# Zooverwaltung



## Maggi_Fox (4. Jan 2022)

Guten Abend ich soll eine Fallstudie zu dem Thema Zooverwaltung schreiben und diese auch programmieren. Leider weiß ich nicht was ich machen soll bis auf dem Punkt, dass ich eine Datenbank aufsetzen muss und diese mit meinem Eclipse verknüpfen muss. ich Hoffe mir kann jemand helfen.


Das ist die Aufgabenstellung:
Es ist eine Anwendung zu entwickeln, die einem Zoo die Verwaltung der Tiere ermöglicht. Tiere unterschiedlicher Arten sollen angelegt werden können. Die Arten sind
frei konfigurierbar. CRDU-Operationen sind über eine Menüstruktur zu ermöglichen. Die Daten sind in einer Datendatei zu persistieren.


----------



## mihe7 (4. Jan 2022)

In der Aufgabenstellung steht nichts von Datenbank (und das Verknüpfen mit Eclipse wäre sowieso unnötig). 
Persistenz und UI kommen am Schluss.
Überlege erstmal, welche Klassen Du benötigst, wie sich die Objekte sinnvoll beschreiben lassen, wie sie zusammenspielen.


----------



## Maggi_Fox (4. Jan 2022)

mihe7 hat gesagt.:


> In der Aufgabenstellung steht nichts von Datenbank (und das Verknüpfen mit Eclipse wäre sowieso unnötig).
> Persistenz und UI kommen am Schluss.
> Überlege erstmal, welche Klassen Du benötigst, wie sich die Objekte sinnvoll beschreiben lassen, wie sie zusammenspielen.

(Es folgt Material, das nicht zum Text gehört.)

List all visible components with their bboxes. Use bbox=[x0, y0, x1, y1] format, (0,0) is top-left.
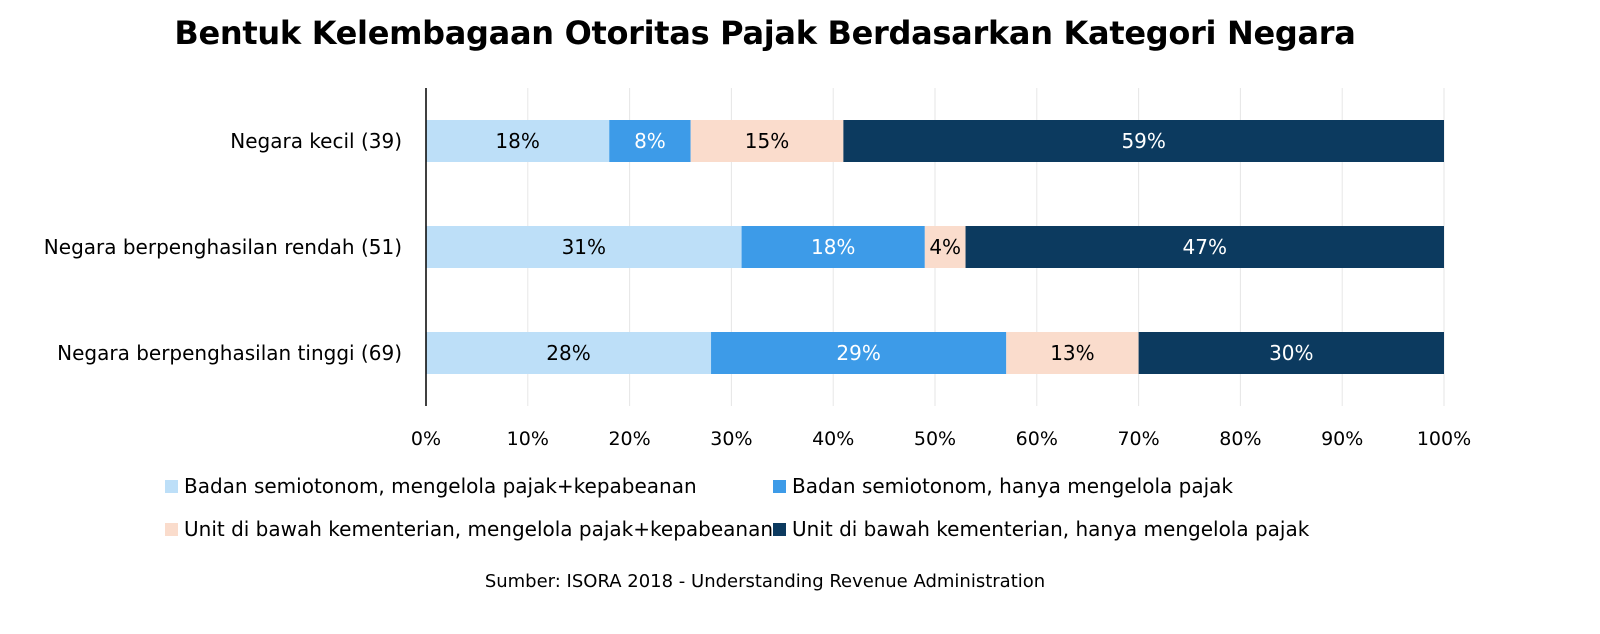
data-label: 28% bbox=[546, 341, 590, 365]
bars bbox=[426, 120, 1444, 374]
data-labels: 18% 8% 15% 59% 31% 18% 4% 47% 28% 29% 13% 30% bbox=[495, 129, 1313, 365]
data-label: 18% bbox=[495, 129, 539, 153]
x-tick-label: 20% bbox=[608, 428, 650, 450]
bar-segment bbox=[609, 120, 691, 162]
legend-label: Unit di bawah kementerian, mengelola paj… bbox=[184, 517, 774, 541]
x-tick-label: 80% bbox=[1219, 428, 1261, 450]
x-tick-labels: 0% 10% 20% 30% 40% 50% 60% 70% 80% 90% 100% bbox=[411, 428, 1471, 450]
bar-segment bbox=[690, 120, 844, 162]
bar-segment bbox=[426, 120, 610, 162]
x-tick-label: 70% bbox=[1117, 428, 1159, 450]
x-tick-label: 10% bbox=[507, 428, 549, 450]
data-label: 31% bbox=[562, 235, 606, 259]
legend-swatch bbox=[165, 479, 178, 493]
legend-item: Unit di bawah kementerian, mengelola paj… bbox=[165, 517, 773, 541]
legend-item: Unit di bawah kementerian, hanya mengelo… bbox=[773, 517, 1373, 541]
legend-item: Badan semiotonom, mengelola pajak+kepabe… bbox=[165, 474, 773, 498]
data-label: 30% bbox=[1269, 341, 1313, 365]
bar-segment bbox=[965, 226, 1444, 268]
legend-label: Badan semiotonom, hanya mengelola pajak bbox=[792, 474, 1233, 498]
bar-segment bbox=[924, 226, 966, 268]
category-label: Negara berpenghasilan rendah (51) bbox=[44, 235, 402, 259]
data-label: 18% bbox=[811, 235, 855, 259]
bar-segment bbox=[1138, 332, 1444, 374]
category-labels: Negara kecil (39) Negara berpenghasilan r… bbox=[44, 129, 402, 365]
category-label: Negara berpenghasilan tinggi (69) bbox=[57, 341, 402, 365]
legend-swatch bbox=[773, 522, 786, 536]
data-label: 4% bbox=[929, 235, 961, 259]
legend-swatch bbox=[773, 479, 786, 493]
bar-segment bbox=[711, 332, 1007, 374]
legend: Badan semiotonom, mengelola pajak+kepabe… bbox=[165, 474, 1465, 541]
legend-item: Badan semiotonom, hanya mengelola pajak bbox=[773, 474, 1373, 498]
legend-label: Badan semiotonom, mengelola pajak+kepabe… bbox=[184, 474, 697, 498]
bar-segment bbox=[843, 120, 1444, 162]
bar-segment bbox=[426, 332, 712, 374]
bar-segment bbox=[741, 226, 925, 268]
x-tick-label: 50% bbox=[914, 428, 956, 450]
x-tick-label: 40% bbox=[812, 428, 854, 450]
x-tick-label: 0% bbox=[411, 428, 441, 450]
x-tick-label: 60% bbox=[1016, 428, 1058, 450]
legend-label: Unit di bawah kementerian, hanya mengelo… bbox=[792, 517, 1310, 541]
legend-swatch bbox=[165, 522, 178, 536]
bar-segment bbox=[426, 226, 742, 268]
data-label: 15% bbox=[745, 129, 789, 153]
category-label: Negara kecil (39) bbox=[230, 129, 402, 153]
x-tick-label: 90% bbox=[1321, 428, 1363, 450]
data-label: 47% bbox=[1183, 235, 1227, 259]
chart-title: Bentuk Kelembagaan Otoritas Pajak Berdas… bbox=[174, 14, 1356, 52]
bar-segment bbox=[1006, 332, 1139, 374]
x-tick-label: 30% bbox=[710, 428, 752, 450]
data-label: 8% bbox=[634, 129, 666, 153]
data-label: 59% bbox=[1121, 129, 1165, 153]
data-label: 29% bbox=[836, 341, 880, 365]
source-note: Sumber: ISORA 2018 - Understanding Reven… bbox=[484, 571, 1046, 592]
data-label: 13% bbox=[1050, 341, 1094, 365]
x-tick-label: 100% bbox=[1417, 428, 1471, 450]
chart-plot: 18% 8% 15% 59% 31% 18% 4% 47% 28% 29% 13% 30% Negar… bbox=[44, 88, 1471, 450]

hey danke schonmal für die Antwort, was sind UI und persistent eigentlich ? aber wenn ich Tiere anlege muss ich die doch in einer Datenbank haben oder nicht ? bedeutet das ich könnte alles im Code in eclipse machen ohne jegliche Datenbank mit meinen Klassen ( säugetier, etc.)?


----------



## mihe7 (4. Jan 2022)

UI = User Interface = Benutzeroberfläche.
Persistenz = Dauerhaftigkeit, hier also das dauerhafte Speichern, damit die Daten auch das Programmende "überleben".

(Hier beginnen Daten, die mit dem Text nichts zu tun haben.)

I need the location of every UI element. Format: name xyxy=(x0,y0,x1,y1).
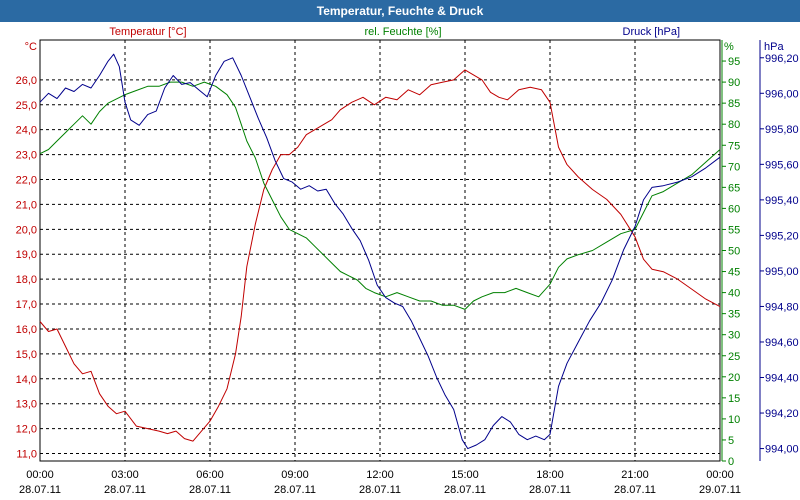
x-tick-time: 09:00 xyxy=(281,469,309,481)
humidity-tick-label: 45 xyxy=(728,267,740,279)
x-tick-date: 28.07.11 xyxy=(359,484,401,496)
humidity-tick-label: 15 xyxy=(728,393,740,405)
temperature-axis-label: Temperatur [°C] xyxy=(109,26,186,38)
humidity-tick-label: 55 xyxy=(728,224,740,236)
humidity-tick-label: 75 xyxy=(728,140,740,152)
temperature-series-line xyxy=(39,69,721,442)
temperature-tick-label: 11,0 xyxy=(16,449,37,461)
pressure-tick-label: 994,20 xyxy=(765,408,799,420)
pressure-tick-label: 996,20 xyxy=(765,53,799,65)
temperature-tick-label: 22,0 xyxy=(16,175,37,187)
temperature-tick-label: 12,0 xyxy=(16,424,37,436)
temperature-tick-label: 15,0 xyxy=(16,349,37,361)
x-tick-time: 03:00 xyxy=(111,469,139,481)
x-tick-time: 15:00 xyxy=(451,469,479,481)
humidity-tick-label: 95 xyxy=(728,56,740,68)
humidity-axis-label: rel. Feuchte [%] xyxy=(364,26,441,38)
pressure-tick-label: 994,60 xyxy=(765,337,799,349)
axes xyxy=(39,39,764,462)
series-lines xyxy=(39,53,721,450)
grid xyxy=(40,40,720,461)
humidity-tick-label: 70 xyxy=(728,161,740,173)
pressure-tick-label: 995,60 xyxy=(765,159,799,171)
temperature-tick-label: 21,0 xyxy=(16,199,37,211)
temperature-tick-label: 14,0 xyxy=(16,374,37,386)
temperature-tick-label: 25,0 xyxy=(16,100,37,112)
temperature-tick-label: 23,0 xyxy=(16,150,37,162)
x-tick-date: 28.07.11 xyxy=(189,484,231,496)
x-tick-date: 28.07.11 xyxy=(444,484,486,496)
pressure-unit: hPa xyxy=(764,41,784,53)
pressure-tick-label: 995,40 xyxy=(765,195,799,207)
temperature-tick-label: 19,0 xyxy=(16,249,37,261)
x-tick-time: 06:00 xyxy=(196,469,224,481)
humidity-unit: % xyxy=(724,41,734,53)
temperature-tick-label: 18,0 xyxy=(16,274,37,286)
x-tick-time: 00:00 xyxy=(26,469,54,481)
x-tick-date: 28.07.11 xyxy=(19,484,61,496)
pressure-tick-label: 995,20 xyxy=(765,230,799,242)
pressure-tick-label: 994,40 xyxy=(765,373,799,385)
chart-title: Temperatur, Feuchte & Druck xyxy=(0,0,800,22)
temperature-tick-label: 13,0 xyxy=(16,399,37,411)
temperature-tick-label: 26,0 xyxy=(16,75,37,87)
plot-frame xyxy=(39,39,721,462)
humidity-tick-label: 10 xyxy=(728,414,740,426)
pressure-axis-label: Druck [hPa] xyxy=(623,26,680,38)
humidity-tick-label: 5 xyxy=(728,435,734,447)
humidity-tick-label: 25 xyxy=(728,351,740,363)
x-tick-time: 18:00 xyxy=(536,469,564,481)
x-tick-time: 00:00 xyxy=(706,469,734,481)
humidity-tick-label: 80 xyxy=(728,119,740,131)
humidity-tick-label: 90 xyxy=(728,77,740,89)
pressure-tick-label: 994,00 xyxy=(765,444,799,456)
humidity-series-line xyxy=(39,81,721,310)
x-tick-date: 28.07.11 xyxy=(274,484,316,496)
humidity-tick-label: 0 xyxy=(728,456,734,468)
temperature-unit: °C xyxy=(25,41,37,53)
temperature-tick-label: 24,0 xyxy=(16,125,37,137)
x-tick-date: 28.07.11 xyxy=(529,484,571,496)
pressure-tick-label: 995,00 xyxy=(765,266,799,278)
humidity-tick-label: 60 xyxy=(728,203,740,215)
x-tick-date: 28.07.11 xyxy=(104,484,146,496)
x-tick-date: 29.07.11 xyxy=(699,484,741,496)
pressure-tick-label: 996,00 xyxy=(765,88,799,100)
temperature-tick-label: 17,0 xyxy=(16,299,37,311)
tick-labels: Temperatur [°C] rel. Feuchte [%] Druck [… xyxy=(16,26,799,496)
humidity-tick-label: 20 xyxy=(728,372,740,384)
temperature-tick-label: 20,0 xyxy=(16,224,37,236)
x-tick-date: 28.07.11 xyxy=(614,484,656,496)
humidity-tick-label: 50 xyxy=(728,246,740,258)
pressure-tick-label: 995,80 xyxy=(765,124,799,136)
humidity-tick-label: 35 xyxy=(728,309,740,321)
x-tick-time: 21:00 xyxy=(621,469,649,481)
temperature-tick-label: 16,0 xyxy=(16,324,37,336)
pressure-series-line xyxy=(39,53,721,450)
humidity-tick-label: 40 xyxy=(728,288,740,300)
humidity-tick-label: 30 xyxy=(728,330,740,342)
humidity-tick-label: 85 xyxy=(728,98,740,110)
pressure-tick-label: 994,80 xyxy=(765,301,799,313)
humidity-tick-label: 65 xyxy=(728,182,740,194)
x-tick-time: 12:00 xyxy=(366,469,394,481)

In der Aufgabenstellung steht, dass die Tiere in einer (Daten-)Datei gespeichert werden sollen. Wenn Du Dich also nicht vertippt hast, kannst Du die Tiere einfach der Reihe nach in eine Datei schreiben. Wie bereits geschrieben: das ist nicht das vorrangige Problem.



Maggi_Fox hat gesagt.:


> bedeutet das ich könnte alles im Code in eclipse machen ohne jegliche Datenbank mit meinen Klassen ( säugetier, etc.)?


Ja, klar. Eclipse ist "nur" eine IDE. Die hilft natürlich ungemein aber prinzipiell kannst Du in Java auch alles in einem einfachen Texteditor schreiben und per Hand übersetzen (das mache ich z. B. fürs Forum so).


----------



## Maggi_Fox (16. Jan 2022)

Nochmal eine frage zu der Zooverwaltung wie soll ich da ein Ablaufdiagramm aufbauen ? irgendwelche tipps ?


----------



## Maggi_Fox (16. Jan 2022)

Maggi_Fox hat gesagt.:


> Nochmal eine frage zu der Zooverwaltung wie soll ich da ein Ablaufdiagramm aufbauen ? irgendwelche tipps ?

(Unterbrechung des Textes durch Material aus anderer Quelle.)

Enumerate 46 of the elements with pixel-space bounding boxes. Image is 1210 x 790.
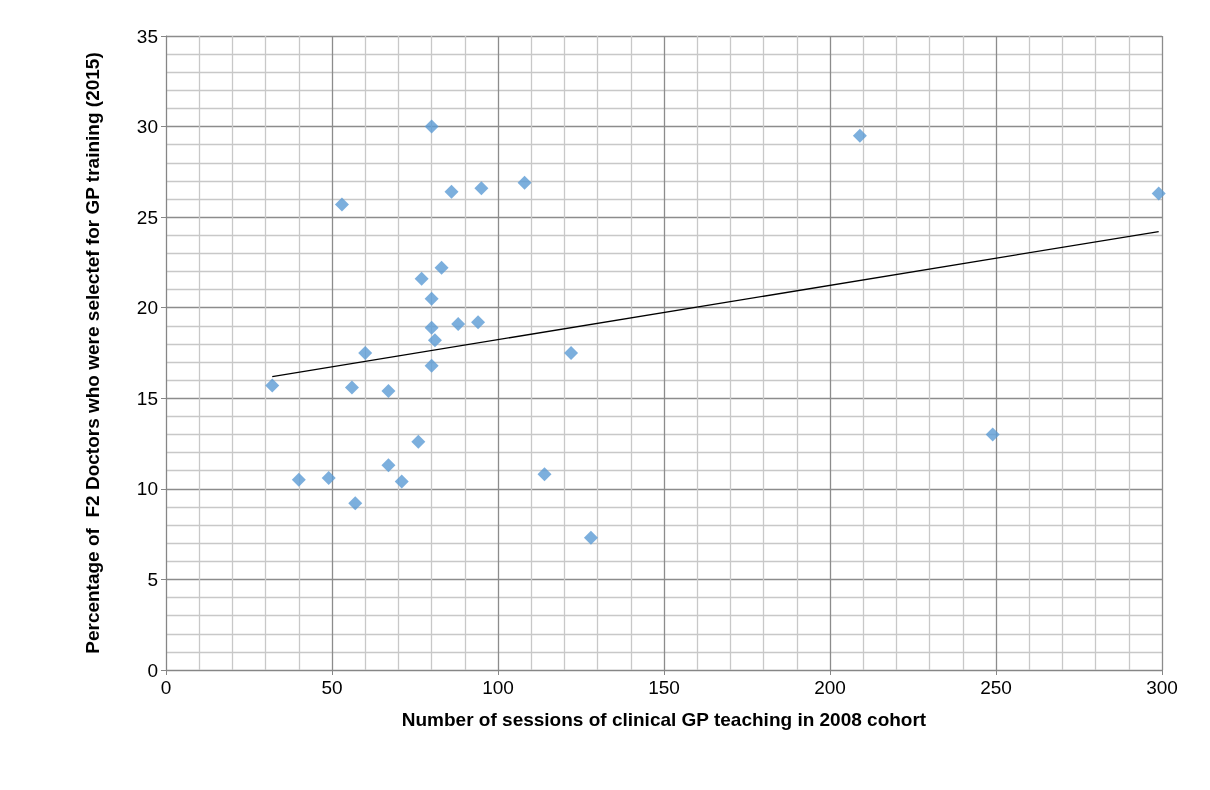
x-tick-label: 200	[814, 677, 846, 698]
y-tick-label: 35	[136, 25, 158, 47]
y-tick-label: 0	[147, 659, 158, 681]
point	[474, 181, 489, 196]
point	[424, 291, 439, 306]
point	[852, 128, 867, 143]
point	[564, 346, 579, 360]
y-tick-label: 20	[136, 297, 158, 319]
y-tick-label: 25	[136, 206, 158, 228]
point	[434, 260, 449, 275]
point	[321, 470, 336, 485]
point	[451, 317, 466, 332]
point	[358, 346, 373, 360]
x-tick-label: 0	[160, 677, 172, 698]
y-tick-label: 15	[136, 387, 158, 409]
point	[381, 458, 396, 473]
x-tick-label: 100	[482, 677, 514, 698]
point	[1151, 186, 1166, 201]
x-tick-label: 150	[648, 677, 680, 698]
point	[537, 467, 552, 482]
point	[583, 530, 598, 545]
point	[411, 434, 426, 449]
y-tick-label: 10	[136, 478, 158, 500]
y-axis-title: Percentage of F2 Doctors who were selectef for GP training (2015)	[81, 52, 103, 654]
point	[517, 175, 532, 190]
point	[394, 474, 409, 489]
x-axis-title: Number of sessions of clinical GP teaching in 2008 cohort	[401, 709, 927, 730]
point	[424, 358, 439, 373]
point	[424, 119, 439, 134]
point	[348, 496, 363, 511]
point	[344, 380, 359, 395]
point	[985, 427, 1000, 442]
point	[427, 333, 442, 348]
point	[381, 384, 396, 399]
y-tick-label: 30	[136, 116, 158, 138]
point	[291, 472, 306, 487]
x-tick-label: 50	[321, 677, 343, 698]
point	[265, 378, 280, 393]
point	[334, 197, 349, 212]
x-tick-label: 250	[980, 677, 1012, 698]
point	[424, 320, 439, 335]
point	[471, 315, 486, 330]
y-tick-label: 5	[147, 568, 158, 590]
x-tick-label: 300	[1146, 677, 1178, 698]
point	[444, 184, 459, 199]
point	[414, 271, 429, 286]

und was genau bedeutet "CRDU-Operationen sind über eine Menüstruktur zu ermöglichen"


----------



## Jw456 (16. Jan 2022)

CRUD: die Basis der Datenverwaltung
					

CRUD-Operationen ermöglichen die Verwaltung von Datenbanksystemen, weshalb sie bei der Entwicklung diverser Anwendungen unverzichtbar sind.




					www.ionos.de


----------



## temi (16. Jan 2022)

mihe7 hat gesagt.:


> UI = User Interface = Benutzeroberfläche.


Etwas genauer wäre hier "Benutzerschnittstelle". Diese könnte z. B.  auch ganz einfach über die Konsole erfolgen, etwa sogar als Aufrufparameter. Eine "Unterart" wäre dann die GUI, was eine grafische Benutzerschnittstelle (die üblicherweise sog. Benutzeroberfläche) darstellt.


----------